Salsa cremosa para riñones de cerdo cocinándose a fuego lento en una sartén.

Cocinamos la salsa a fuego lento, revolviendo, durante 10 minutos

Sazonamos el guiso terminado con pimienta negra recién molida o añadimos condimentos para guiso de carne a nuestro gusto (como khmeli-suneli (una mezcla de especias georgiana), pimentón o pimiento rojo).

Mano añadiendo pimienta negra recién molida a los riñones de cerdo en salsa.

Añadimos los condimentos

Cocemos las papas nuevas en su piel hasta que estén listas. Calentamos 2-3 cucharadas de aceite vegetal en una sartén y añadimos la mantequilla restante. Echamos las papas cocidas en la sartén caliente y las doramos por ambos lados hasta que tengan una corteza crujiente y dorada.

Papas cocidas enteras dorándose en una sartén con mantequilla y aceite.
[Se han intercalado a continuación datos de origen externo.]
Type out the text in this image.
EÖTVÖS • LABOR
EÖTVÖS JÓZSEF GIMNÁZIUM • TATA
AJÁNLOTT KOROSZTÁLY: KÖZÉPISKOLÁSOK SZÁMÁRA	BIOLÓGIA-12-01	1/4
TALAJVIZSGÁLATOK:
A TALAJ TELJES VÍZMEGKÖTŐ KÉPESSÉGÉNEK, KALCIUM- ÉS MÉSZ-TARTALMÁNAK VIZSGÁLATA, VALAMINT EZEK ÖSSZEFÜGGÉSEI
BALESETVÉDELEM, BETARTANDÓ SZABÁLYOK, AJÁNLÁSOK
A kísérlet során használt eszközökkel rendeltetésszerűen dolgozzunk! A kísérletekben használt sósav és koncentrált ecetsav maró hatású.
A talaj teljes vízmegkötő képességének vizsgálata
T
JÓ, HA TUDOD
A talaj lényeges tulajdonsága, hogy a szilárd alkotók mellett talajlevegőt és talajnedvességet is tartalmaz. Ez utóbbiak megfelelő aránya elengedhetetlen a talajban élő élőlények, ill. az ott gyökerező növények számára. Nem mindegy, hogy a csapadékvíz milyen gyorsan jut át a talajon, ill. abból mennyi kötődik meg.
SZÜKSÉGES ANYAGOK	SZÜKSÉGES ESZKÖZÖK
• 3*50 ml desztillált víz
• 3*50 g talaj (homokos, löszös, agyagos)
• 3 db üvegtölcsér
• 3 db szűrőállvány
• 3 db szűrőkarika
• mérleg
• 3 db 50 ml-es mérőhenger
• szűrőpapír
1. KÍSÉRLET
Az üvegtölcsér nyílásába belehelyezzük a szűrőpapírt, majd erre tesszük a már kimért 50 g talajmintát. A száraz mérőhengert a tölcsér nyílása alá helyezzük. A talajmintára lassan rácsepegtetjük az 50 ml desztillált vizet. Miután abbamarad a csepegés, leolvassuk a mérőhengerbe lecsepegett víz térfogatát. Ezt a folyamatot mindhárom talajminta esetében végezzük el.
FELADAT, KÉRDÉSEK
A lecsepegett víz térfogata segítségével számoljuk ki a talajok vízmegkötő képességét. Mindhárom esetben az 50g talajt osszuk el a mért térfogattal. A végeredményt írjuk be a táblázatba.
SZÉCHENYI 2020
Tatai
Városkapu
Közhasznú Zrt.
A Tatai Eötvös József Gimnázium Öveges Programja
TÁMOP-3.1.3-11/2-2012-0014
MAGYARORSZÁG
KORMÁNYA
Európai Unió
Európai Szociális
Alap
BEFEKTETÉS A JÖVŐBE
Freímos las papas cocidas por ambos lados hasta que estén doradas

Colocamos las papas en un plato, espolvoreamos con sal y al lado servimos los riñones de cerdo en salsa de crema agria. Espolvoreamos el plato con hierbas frescas y lo servimos caliente.

Plato servido de riñones de cerdo en crema agria con papas doradas, decorado con perejil fresco.

¡Los riñones de cerdo en crema agria con cebolla y papas están listos!

¡Y ahí lo tienes! Un plato rústico y lleno de alma que demuestra cómo los ingredientes más humildes pueden convertirse en una comida memorable. Sirve estos riñones de cerdo bien calientes, quizás con unos pepinillos encurtidos al lado para un toque de acidez que contraste con la cremosidad de la salsa. Este plato no solo alimenta el cuerpo, sino que también ofrece una pequeña ventana a la rica cultura gastronómica de Europa del Este. Esperamos que disfrutes cada bocado y que esta receta te inspire a explorar nuevos sabores. ¡Buen provecho!